Terra laughed, feeling comfortable, cozy and very much at home in the snug cabin. She felt as relaxed and natural as if she’d known him for years, and from what she could tell the feeling was mutual. Underlying it all was irresistible attraction, sexual awareness, ever-heightening anticipation.
It seemed to her that she’d leapt overboard into the ultimate romantic fantasy, complete with a sexy hero, provocative surroundings and intimate atmosphere. She felt as safe and protected as if she’d been imagining the whole thing.
Jilly and Fallon would never believe where she was right now or who she was with. The sailor. They’d turn crisp with envy if they could see her now.
She wondered if they’d noticed her absence yet. Probably not. More likely, they assumed she was finally throwing off her inhibitions with Greg or someone else in a bunk room on the houseboat.
“So, do you live around here?” the man asked, handing her a mug of steaming, brandy-scented chocolate.
She took a sip. “California. What about you?

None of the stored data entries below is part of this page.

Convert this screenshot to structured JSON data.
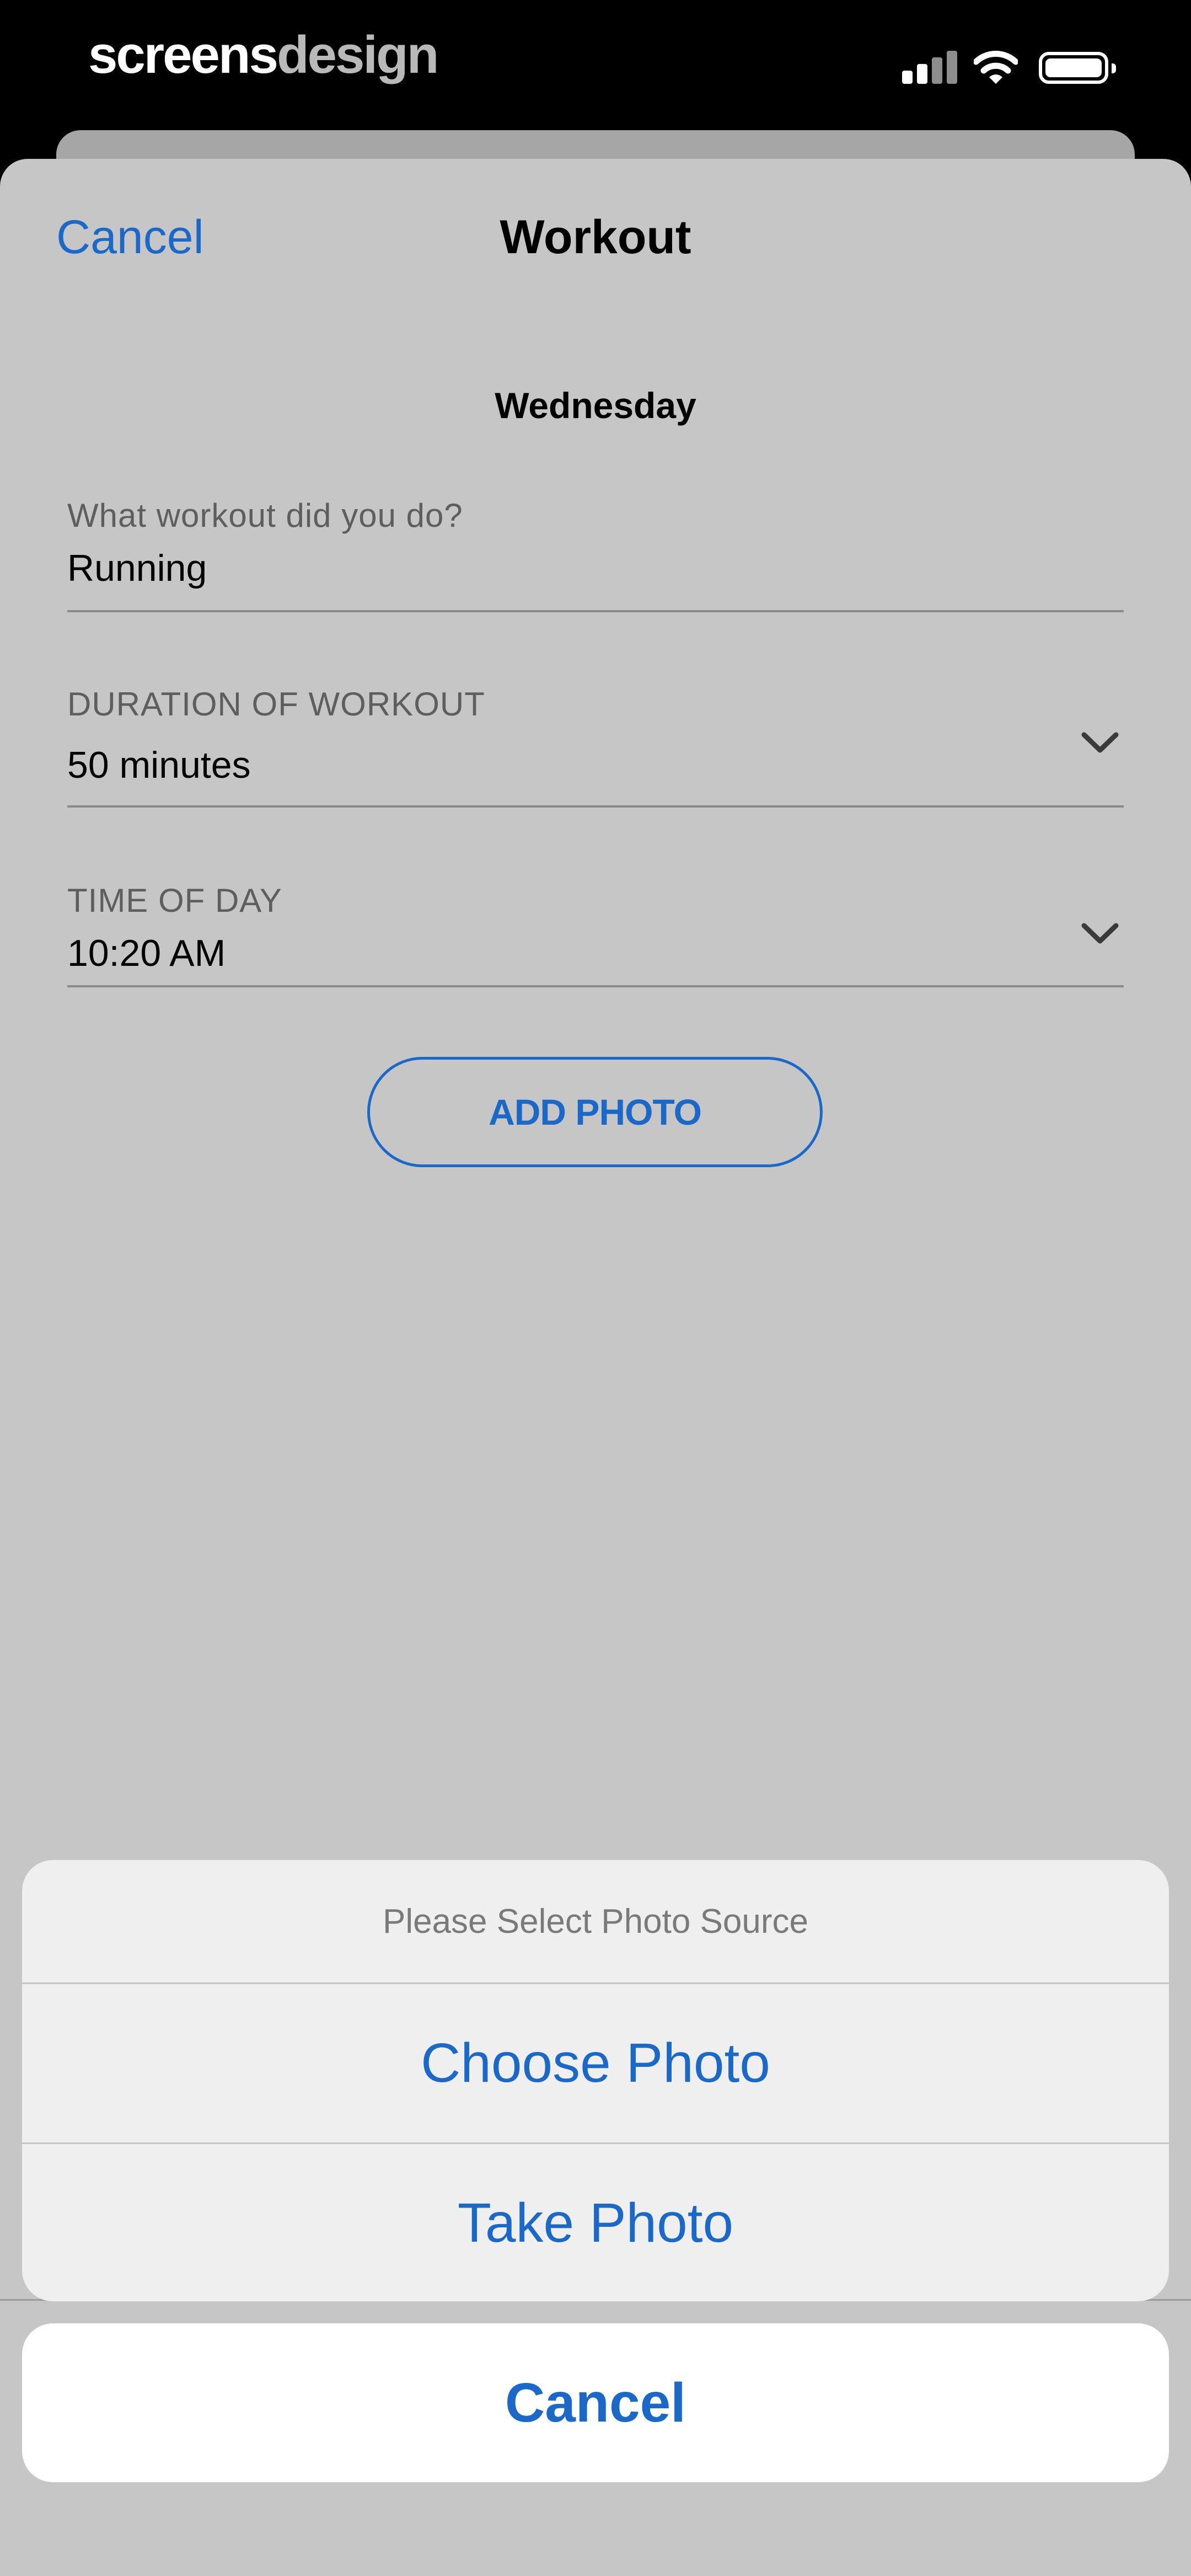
{
  "status_bar": {
    "brand_part1": "screens",
    "brand_part2": "design",
    "icons": [
      "cellular-signal-icon",
      "wifi-icon",
      "battery-icon"
    ]
  },
  "nav": {
    "cancel_label": "Cancel",
    "title": "Workout"
  },
  "day": "Wednesday",
  "fields": {
    "workout": {
      "label": "What workout did you do?",
      "value": "Running"
    },
    "duration": {
      "label": "DURATION OF WORKOUT",
      "value": "50 minutes"
    },
    "time_of_day": {
      "label": "TIME OF DAY",
      "value": "10:20 AM"
    }
  },
  "add_photo_label": "ADD PHOTO",
  "action_sheet": {
    "title": "Please Select Photo Source",
    "options": [
      "Choose Photo",
      "Take Photo"
    ],
    "cancel_label": "Cancel"
  },
  "colors": {
    "accent": "#1a69c9",
    "sheet_background": "#c6c6c6",
    "action_sheet_background": "#efefef"
  }
}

Your accent sounds local.”
“It is. From one of the offshore islands, though, not Charleston. This is my last night in port. Come dawn, I’ll put out to sea for the next few months.”
His words shifted her imagination into high gear. She pictured him sailing the seven seas in pursuit of dangerous adventure and fabulous fortune. The image fit the fantasy, and led her to feel further and further removed from reality.
It was starting to seem long ago that she’d almost died. And almost died a virgin!
She told him, “Tomorrow, I leave, too. Back to the Golden State.”
He gazed at her through the steam rising from his mug. “It’s the last night for both of us, then.”
She met his gaze and willingly let it take hold of her. There was no question in her mind what his thoughts were, or what his husky tone implied. His eyes said it all—that he desired her, that he’d be wonderful to her if she would stay with him tonight.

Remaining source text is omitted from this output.